East Coast bulk cargos of HMS I/II and shredded scrap firmed starkly in the beginning of the month, as demand both domestically and abroad has started to outpace supply. As of early November, prices for both had settled up by about $25/mt, putting the current range for HMS I/II at $400/mt and shredded at $405/mt. Turkish mills, however, have seen a greater scrap flow out of Europe and Russia and are pushing back, feeling that
US suppliers are trending high with their quotes. At the same time, increased domestic consumption compounded by a weakened winter months scrap flow has
US suppliers holding prices firm. Ultimately, if Turkish inventories begin to slim, they may be left with no other choice but to pay
US prices.
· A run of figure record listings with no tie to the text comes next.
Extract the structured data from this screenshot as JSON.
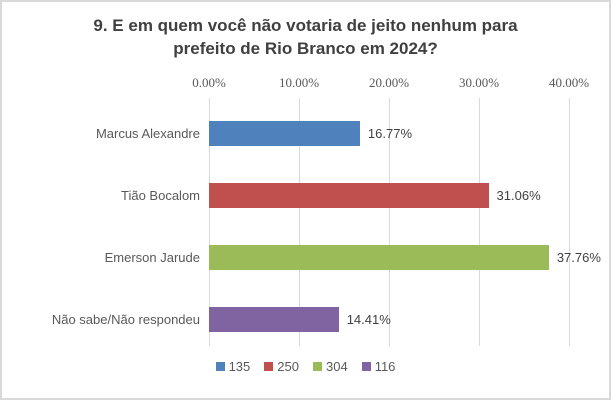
{
  "chart_data": {
    "type": "bar",
    "orientation": "horizontal",
    "title": "9. E em quem você não votaria de jeito nenhum para prefeito de Rio Branco em 2024?",
    "categories": [
      "Marcus Alexandre",
      "Tião Bocalom",
      "Emerson Jarude",
      "Não sabe/Não respondeu"
    ],
    "values": [
      16.77,
      31.06,
      37.76,
      14.41
    ],
    "value_labels": [
      "16.77%",
      "31.06%",
      "37.76%",
      "14.41%"
    ],
    "bar_colors": [
      "#4F81BD",
      "#C0504D",
      "#9BBB59",
      "#8064A2"
    ],
    "x_ticks": [
      "0.00%",
      "10.00%",
      "20.00%",
      "30.00%",
      "40.00%"
    ],
    "axis_max": 40,
    "grid": true,
    "legend_position": "bottom",
    "legend": [
      {
        "label": "135",
        "color": "#4F81BD"
      },
      {
        "label": "250",
        "color": "#C0504D"
      },
      {
        "label": "304",
        "color": "#9BBB59"
      },
      {
        "label": "116",
        "color": "#8064A2"
      }
    ]
  },
  "colors": {
    "background": "#FFFFFF",
    "border": "#D9D9D9",
    "gridline": "#D9D9D9",
    "title_text": "#404040",
    "axis_text": "#595959",
    "category_text": "#595959",
    "value_text": "#404040"
  }
}
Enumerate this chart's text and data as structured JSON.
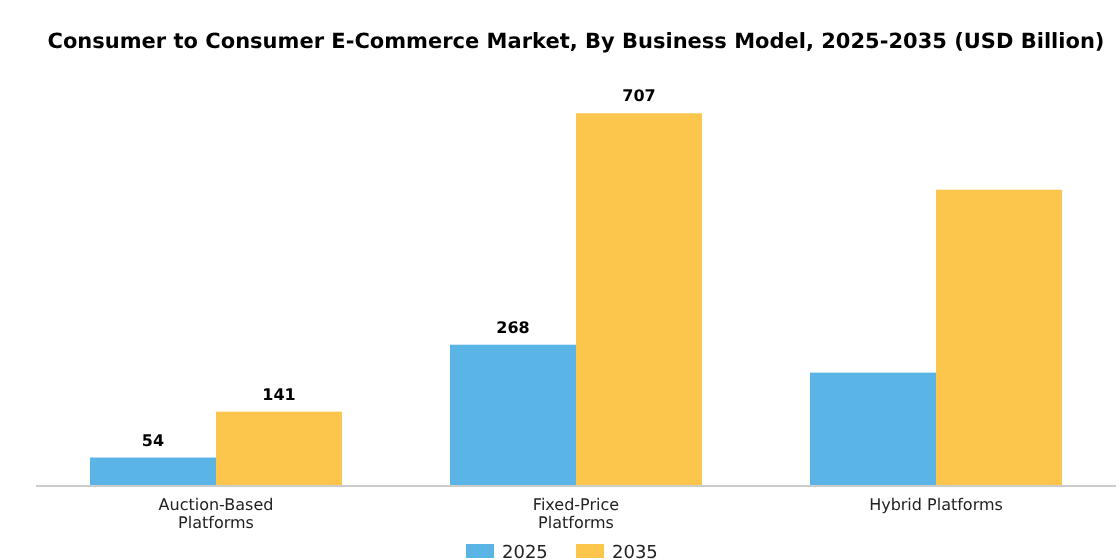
{
  "chart_data": {
    "type": "bar",
    "title": "Consumer to Consumer E-Commerce Market, By Business Model, 2025-2035 (USD Billion)",
    "categories": [
      "Auction-Based Platforms",
      "Fixed-Price Platforms",
      "Hybrid Platforms"
    ],
    "tick_labels": "x",
    "legend": "bottom",
    "grid": false,
    "series": [
      {
        "name": "2025",
        "color": "#5ab4e5",
        "values": [
          54,
          268,
          215
        ],
        "value_labels": [
          "54",
          "268",
          null
        ]
      },
      {
        "name": "2035",
        "color": "#fbc64b",
        "values": [
          141,
          707,
          562
        ],
        "value_labels": [
          "141",
          "707",
          null
        ]
      }
    ]
  }
}
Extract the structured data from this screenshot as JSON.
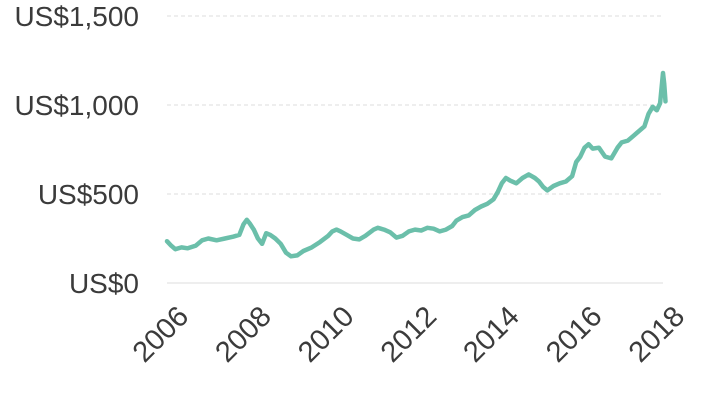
{
  "chart_data": {
    "type": "line",
    "title": "",
    "xlabel": "",
    "ylabel": "",
    "xlim": [
      2006,
      2018
    ],
    "ylim": [
      0,
      1500
    ],
    "grid": true,
    "legend": "none",
    "color": "#6bbfaa",
    "y_ticks": [
      {
        "value": 0,
        "label": "US$0"
      },
      {
        "value": 500,
        "label": "US$500"
      },
      {
        "value": 1000,
        "label": "US$1,000"
      },
      {
        "value": 1500,
        "label": "US$1,500"
      }
    ],
    "x_ticks": [
      {
        "value": 2006,
        "label": "2006"
      },
      {
        "value": 2008,
        "label": "2008"
      },
      {
        "value": 2010,
        "label": "2010"
      },
      {
        "value": 2012,
        "label": "2012"
      },
      {
        "value": 2014,
        "label": "2014"
      },
      {
        "value": 2016,
        "label": "2016"
      },
      {
        "value": 2018,
        "label": "2018"
      }
    ],
    "series": [
      {
        "points": [
          [
            2006.0,
            235
          ],
          [
            2006.1,
            210
          ],
          [
            2006.2,
            190
          ],
          [
            2006.35,
            200
          ],
          [
            2006.5,
            195
          ],
          [
            2006.7,
            210
          ],
          [
            2006.85,
            240
          ],
          [
            2007.0,
            250
          ],
          [
            2007.2,
            240
          ],
          [
            2007.4,
            250
          ],
          [
            2007.6,
            260
          ],
          [
            2007.75,
            270
          ],
          [
            2007.85,
            330
          ],
          [
            2007.93,
            355
          ],
          [
            2008.0,
            335
          ],
          [
            2008.1,
            300
          ],
          [
            2008.2,
            250
          ],
          [
            2008.3,
            220
          ],
          [
            2008.4,
            280
          ],
          [
            2008.5,
            270
          ],
          [
            2008.62,
            250
          ],
          [
            2008.75,
            220
          ],
          [
            2008.88,
            170
          ],
          [
            2009.0,
            150
          ],
          [
            2009.15,
            155
          ],
          [
            2009.3,
            180
          ],
          [
            2009.5,
            200
          ],
          [
            2009.7,
            230
          ],
          [
            2009.9,
            265
          ],
          [
            2010.0,
            290
          ],
          [
            2010.1,
            300
          ],
          [
            2010.2,
            290
          ],
          [
            2010.35,
            270
          ],
          [
            2010.5,
            250
          ],
          [
            2010.65,
            245
          ],
          [
            2010.8,
            265
          ],
          [
            2011.0,
            300
          ],
          [
            2011.1,
            310
          ],
          [
            2011.25,
            300
          ],
          [
            2011.4,
            285
          ],
          [
            2011.55,
            255
          ],
          [
            2011.7,
            265
          ],
          [
            2011.85,
            290
          ],
          [
            2012.0,
            300
          ],
          [
            2012.15,
            295
          ],
          [
            2012.3,
            310
          ],
          [
            2012.45,
            305
          ],
          [
            2012.6,
            290
          ],
          [
            2012.75,
            300
          ],
          [
            2012.9,
            320
          ],
          [
            2013.0,
            350
          ],
          [
            2013.15,
            370
          ],
          [
            2013.3,
            380
          ],
          [
            2013.45,
            410
          ],
          [
            2013.6,
            430
          ],
          [
            2013.75,
            445
          ],
          [
            2013.9,
            470
          ],
          [
            2014.0,
            510
          ],
          [
            2014.1,
            560
          ],
          [
            2014.2,
            590
          ],
          [
            2014.3,
            575
          ],
          [
            2014.45,
            560
          ],
          [
            2014.6,
            590
          ],
          [
            2014.75,
            610
          ],
          [
            2014.9,
            590
          ],
          [
            2015.0,
            570
          ],
          [
            2015.1,
            540
          ],
          [
            2015.2,
            520
          ],
          [
            2015.35,
            545
          ],
          [
            2015.5,
            560
          ],
          [
            2015.65,
            570
          ],
          [
            2015.8,
            600
          ],
          [
            2015.9,
            680
          ],
          [
            2016.0,
            710
          ],
          [
            2016.1,
            760
          ],
          [
            2016.2,
            780
          ],
          [
            2016.3,
            755
          ],
          [
            2016.45,
            760
          ],
          [
            2016.6,
            710
          ],
          [
            2016.75,
            700
          ],
          [
            2016.9,
            760
          ],
          [
            2017.0,
            790
          ],
          [
            2017.15,
            800
          ],
          [
            2017.3,
            830
          ],
          [
            2017.45,
            860
          ],
          [
            2017.55,
            880
          ],
          [
            2017.65,
            950
          ],
          [
            2017.75,
            990
          ],
          [
            2017.85,
            970
          ],
          [
            2017.93,
            1010
          ],
          [
            2018.0,
            1180
          ],
          [
            2018.03,
            1120
          ],
          [
            2018.06,
            1020
          ]
        ]
      }
    ]
  }
}
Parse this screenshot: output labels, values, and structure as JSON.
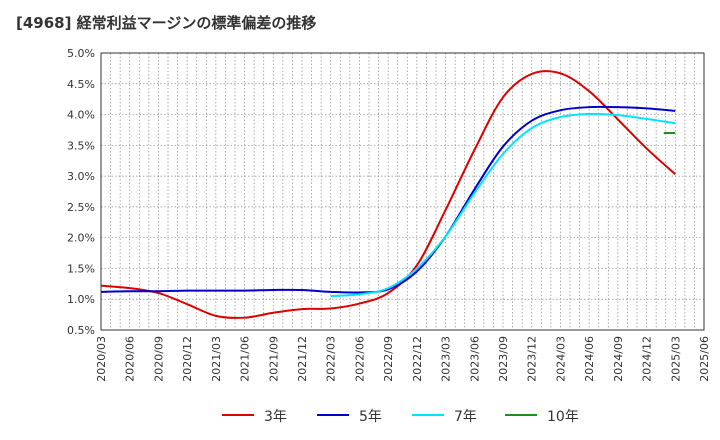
{
  "chart_data": {
    "type": "line",
    "title": "[4968]  経常利益マージンの標準偏差の推移",
    "xlabel": "",
    "ylabel": "",
    "x": [
      "2020/03",
      "2020/06",
      "2020/09",
      "2020/12",
      "2021/03",
      "2021/06",
      "2021/09",
      "2021/12",
      "2022/03",
      "2022/06",
      "2022/09",
      "2022/12",
      "2023/03",
      "2023/06",
      "2023/09",
      "2023/12",
      "2024/03",
      "2024/06",
      "2024/09",
      "2024/12",
      "2025/03",
      "2025/06"
    ],
    "ylim": [
      0.5,
      5.0
    ],
    "yticks": [
      "0.5%",
      "1.0%",
      "1.5%",
      "2.0%",
      "2.5%",
      "3.0%",
      "3.5%",
      "4.0%",
      "4.5%",
      "5.0%"
    ],
    "grid": true,
    "legend_position": "bottom",
    "series": [
      {
        "name": "3年",
        "color": "#dd0000",
        "values": [
          1.22,
          1.18,
          1.1,
          0.92,
          0.73,
          0.7,
          0.78,
          0.84,
          0.85,
          0.93,
          1.1,
          1.55,
          2.45,
          3.42,
          4.28,
          4.66,
          4.67,
          4.38,
          3.92,
          3.45,
          3.03,
          null
        ]
      },
      {
        "name": "5年",
        "color": "#0000cc",
        "values": [
          1.12,
          1.13,
          1.13,
          1.14,
          1.14,
          1.14,
          1.15,
          1.15,
          1.12,
          1.11,
          1.16,
          1.45,
          2.02,
          2.78,
          3.48,
          3.9,
          4.07,
          4.12,
          4.12,
          4.1,
          4.06,
          null
        ]
      },
      {
        "name": "7年",
        "color": "#00e5ff",
        "values": [
          null,
          null,
          null,
          null,
          null,
          null,
          null,
          null,
          1.05,
          1.08,
          1.18,
          1.5,
          2.02,
          2.72,
          3.36,
          3.78,
          3.96,
          4.01,
          3.99,
          3.93,
          3.86,
          null
        ]
      },
      {
        "name": "10年",
        "color": "#228b22",
        "values": [
          null,
          null,
          null,
          null,
          null,
          null,
          null,
          null,
          null,
          null,
          null,
          null,
          null,
          null,
          null,
          null,
          null,
          null,
          null,
          null,
          3.7,
          null
        ],
        "segment_x_start": "2024/12"
      }
    ]
  }
}
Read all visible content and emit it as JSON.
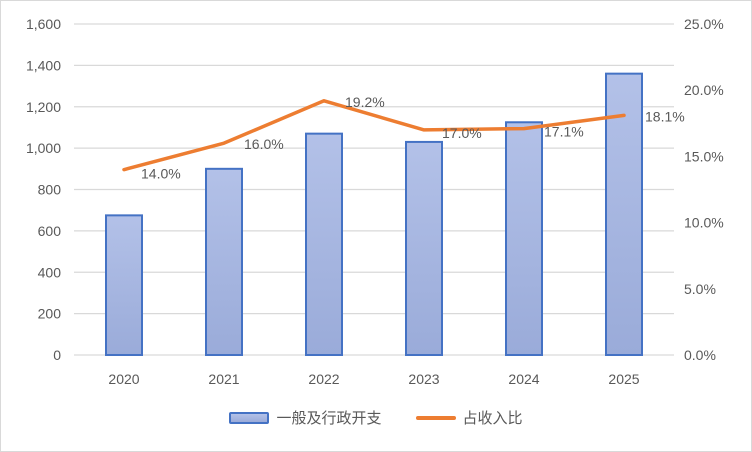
{
  "chart_data": {
    "type": "combo",
    "categories": [
      "2020",
      "2021",
      "2022",
      "2023",
      "2024",
      "2025"
    ],
    "series": [
      {
        "name": "一般及行政开支",
        "type": "bar",
        "axis": "left",
        "values": [
          675,
          900,
          1070,
          1030,
          1125,
          1360
        ]
      },
      {
        "name": "占收入比",
        "type": "line",
        "axis": "right",
        "values": [
          14.0,
          16.0,
          19.2,
          17.0,
          17.1,
          18.1
        ],
        "point_labels": [
          "14.0%",
          "16.0%",
          "19.2%",
          "17.0%",
          "17.1%",
          "18.1%"
        ]
      }
    ],
    "title": "",
    "xlabel": "",
    "ylabel": "",
    "left_axis": {
      "min": 0,
      "max": 1600,
      "step": 200,
      "tick_labels": [
        "0",
        "200",
        "400",
        "600",
        "800",
        "1,000",
        "1,200",
        "1,400",
        "1,600"
      ]
    },
    "right_axis": {
      "min": 0,
      "max": 25,
      "step": 5,
      "tick_labels": [
        "0.0%",
        "5.0%",
        "10.0%",
        "15.0%",
        "20.0%",
        "25.0%"
      ]
    },
    "grid": true,
    "legend_position": "bottom",
    "colors": {
      "bar_fill_top": "#b3c1e8",
      "bar_fill_bottom": "#9aabd9",
      "bar_border": "#4472c4",
      "line": "#ed7d31",
      "grid": "#d9d9d9",
      "text": "#595959",
      "background": "#ffffff"
    }
  }
}
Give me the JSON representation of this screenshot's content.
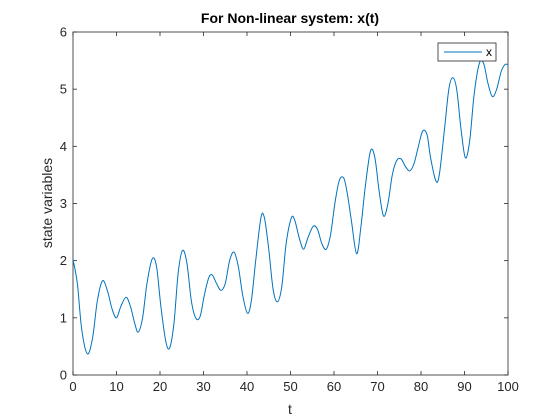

For now, with the current supply and demand dynamic taken into consideration, the December export forecast will hold at neutral, if not slightly up.
Meanwhile,
US West Coast scrap exporters are reporting a bit of softening when it comes to sales prices to Asian mills. Containers of heavy melting scrap I/II (80:20 blend) to
Taiwan have softened by about $5/mt on the top end, with the new range at $353-$355/mt. Taiwanese mills’ attempts to get certain long product prices up have not been successful, and although southeast Asian scrap dealers were hopeful they would not need to “blink first,” price concessions have been made. In terms of
Korea, containers of heavy melting scrap I/II (80:20 blend) are now being sold to that country for approximately $343/mt. Sources say they do not see any Southeast Asian mills making stock buys before the end of the year, and are expected only to buy what they need to hit target production levels.